7 Transform Infra red (FTIR) untuk mengetahui gugus fungsi penyusun pada scaffold, uji untuk mengetahui morfologi, ukuran pori dan identifikasi unsur pada komposit yang terbentuk menggunakan alat Scanning Electron Microscope (SEM) Energy Dispersive X-ray (EDX), uji degradasi menggunakan Simulated Body Fluid (SBF) untuk mengetahui kemampuan scaffold untuk terdegradasi dalam tubuh, uji porositas menggunakan metode liquid displacement untuk mengetahui presentase porous yang terkandung pada scaffold. 1.2 Rumusan Masalah Berdasarkan pemaparan pada latar belakang, penulis merumuskan beberapa masalah sebagai berikut : 1. Bagaimana pengaruh variasi konsentrasi Ca 2+ dan (PO 4 ) 3- dengan penambahan Poly(Vynil Pyrrolidine) (PVP) pada scaffold komposit selulosa mikrobial-hidroksiapatit? 2. Bagaimana hasil terbaik dari variasi konsentrasi Ca 2+ dan (PO 4 ) 3- yang dilakukan dalam scaffold komposit selulosa mikrobial-hidroksiapatit? 1.3 Batasan Masalah Pembatasan masalah diperlukan untuk menghindari penelitian yang melebar dan tidak fokus. Penulis mengambil batasan masalah dalam penelitian ini sebagai berikut :

8 1. Selulosa mikrobial yang digunakan merupakan hasil sintesis sendiri menggunakan bakteri Acetobacter xylinum sedangkan bahan lainnya menggunakan produk komersial. 2. Komposit selulosa mikrobial-hidroksiapatit disintesis menggunakan metode biomimetik, dimana pelikel selulosa mikrobial yang terbentuk direndam dalam 0,05 gram PVP yang dilarutkan dalam 200 ml air, perendaman ini dilakukan selama 7 hari. Kemudian selulosa mikrobial yang telah direndam pada PVP direndam kembali ke dalam CaCl 2 dan KH 2 PO 4 masing-masing selama 18 jam dengan variasi perbandingan konsentrasi (mm) antara Ca 2+ dan (PO 4 ) 3-, yaitu 25:125, 50:100, 75:75, 100:50 sesuai dengan penelitian Windarti et al., (2006). 3. Karakterisasi yang digunakan yaitu uji gugus fungsi menggunakan Fourier Transform Infra Red (FTIR), uji morfologi dan identifikasi unsur menggunakan Scanning Electron Microscope (SEM)-Energy Dispersive X-ray (EDX), uji biodegradasi, dan uji porositas. 1.4 Tujuan Penelitian Tujuan dari penelitian ini adalah sebagai berikut: 1. Mengetahui pengaruh variasi konsentrasi Ca 2+ dan (PO 4 ) 3- dengan penambahan Poly(Vynil Pyrrolidine) (PVP) pada scaffold selulosa mikrobial-hidroksiapatit. 2. Mengetahui hasil terbaik dari variasi konsentrasi Ca 2+ dan (PO 4 ) 3- yang dilakukan pada scaffold komposit selulosa mikrobial-hidroksiapatit.

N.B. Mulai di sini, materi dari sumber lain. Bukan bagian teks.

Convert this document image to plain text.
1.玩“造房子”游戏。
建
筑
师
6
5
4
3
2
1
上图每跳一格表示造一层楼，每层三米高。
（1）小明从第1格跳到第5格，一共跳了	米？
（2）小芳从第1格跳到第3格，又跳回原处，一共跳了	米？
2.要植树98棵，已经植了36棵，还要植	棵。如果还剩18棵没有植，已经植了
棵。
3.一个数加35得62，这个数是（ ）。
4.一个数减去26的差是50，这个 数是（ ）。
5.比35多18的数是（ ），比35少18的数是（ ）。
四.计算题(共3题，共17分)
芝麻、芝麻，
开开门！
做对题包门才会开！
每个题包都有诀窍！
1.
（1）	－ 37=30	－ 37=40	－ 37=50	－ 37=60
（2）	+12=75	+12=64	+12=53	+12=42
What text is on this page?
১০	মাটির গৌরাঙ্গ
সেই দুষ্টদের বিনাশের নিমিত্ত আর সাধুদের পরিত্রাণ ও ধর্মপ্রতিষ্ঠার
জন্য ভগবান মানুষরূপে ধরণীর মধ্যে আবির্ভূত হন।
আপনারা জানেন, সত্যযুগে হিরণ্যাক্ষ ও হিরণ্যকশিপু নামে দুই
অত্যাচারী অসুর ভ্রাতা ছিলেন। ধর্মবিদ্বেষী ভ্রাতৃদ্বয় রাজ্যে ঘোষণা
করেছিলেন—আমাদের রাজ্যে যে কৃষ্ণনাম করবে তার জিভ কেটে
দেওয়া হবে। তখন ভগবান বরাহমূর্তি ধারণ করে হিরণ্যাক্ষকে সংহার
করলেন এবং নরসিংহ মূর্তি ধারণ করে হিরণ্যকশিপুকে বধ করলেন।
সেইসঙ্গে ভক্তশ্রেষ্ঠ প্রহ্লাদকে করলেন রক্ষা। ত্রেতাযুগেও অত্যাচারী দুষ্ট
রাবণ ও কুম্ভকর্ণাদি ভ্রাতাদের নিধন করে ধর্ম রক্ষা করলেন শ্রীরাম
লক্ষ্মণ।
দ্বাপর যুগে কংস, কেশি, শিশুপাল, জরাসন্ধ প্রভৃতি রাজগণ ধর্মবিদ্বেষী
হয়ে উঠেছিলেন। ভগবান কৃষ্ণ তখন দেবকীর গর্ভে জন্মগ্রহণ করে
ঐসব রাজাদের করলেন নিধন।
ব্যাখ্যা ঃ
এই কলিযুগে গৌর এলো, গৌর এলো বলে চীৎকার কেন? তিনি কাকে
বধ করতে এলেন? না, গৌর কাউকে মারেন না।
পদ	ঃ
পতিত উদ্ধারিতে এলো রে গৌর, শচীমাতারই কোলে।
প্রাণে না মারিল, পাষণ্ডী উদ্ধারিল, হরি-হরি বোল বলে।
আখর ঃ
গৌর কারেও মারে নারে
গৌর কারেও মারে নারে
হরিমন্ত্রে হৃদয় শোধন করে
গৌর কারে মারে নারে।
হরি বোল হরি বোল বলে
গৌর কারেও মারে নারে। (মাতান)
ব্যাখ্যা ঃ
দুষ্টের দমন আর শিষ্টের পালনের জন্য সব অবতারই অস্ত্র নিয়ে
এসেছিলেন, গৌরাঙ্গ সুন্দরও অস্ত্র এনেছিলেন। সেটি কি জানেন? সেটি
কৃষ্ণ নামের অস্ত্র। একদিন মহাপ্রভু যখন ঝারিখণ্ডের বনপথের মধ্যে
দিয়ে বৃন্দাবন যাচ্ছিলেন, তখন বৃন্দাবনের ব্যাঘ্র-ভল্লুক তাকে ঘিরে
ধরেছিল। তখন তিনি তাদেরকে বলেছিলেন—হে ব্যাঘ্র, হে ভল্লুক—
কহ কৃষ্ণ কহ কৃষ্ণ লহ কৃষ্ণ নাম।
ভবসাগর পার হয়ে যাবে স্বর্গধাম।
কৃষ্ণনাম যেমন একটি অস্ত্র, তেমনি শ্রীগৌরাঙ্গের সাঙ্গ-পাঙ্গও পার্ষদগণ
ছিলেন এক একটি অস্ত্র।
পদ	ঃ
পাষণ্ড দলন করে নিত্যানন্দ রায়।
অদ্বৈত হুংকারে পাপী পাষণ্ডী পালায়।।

9 1.5 Manfaat Penelitian Penelitian ini diharapkan dapat memberikan manfaat, diantaranya: 1. Mendapatkan komposisi yang tepat untuk scaffold selulosa mikrobialhidroksiapatit agar nantinya dapat benar-benar diaplikasikan secara klinis. 2. Menjadi acuan dan referensi dalam pembuatan serta pengembangan scaffold selulosa mikrobial yang dapat diaplikasikan sebagai scaffold dalam usaha mempercepat bone healing. 3. Dapat menyumbangkan penelitian tentang ilmu biomaterial di Indonesia sehingga nantinya bidang biomaterial dapat berkembang lebih baik di Indonesia.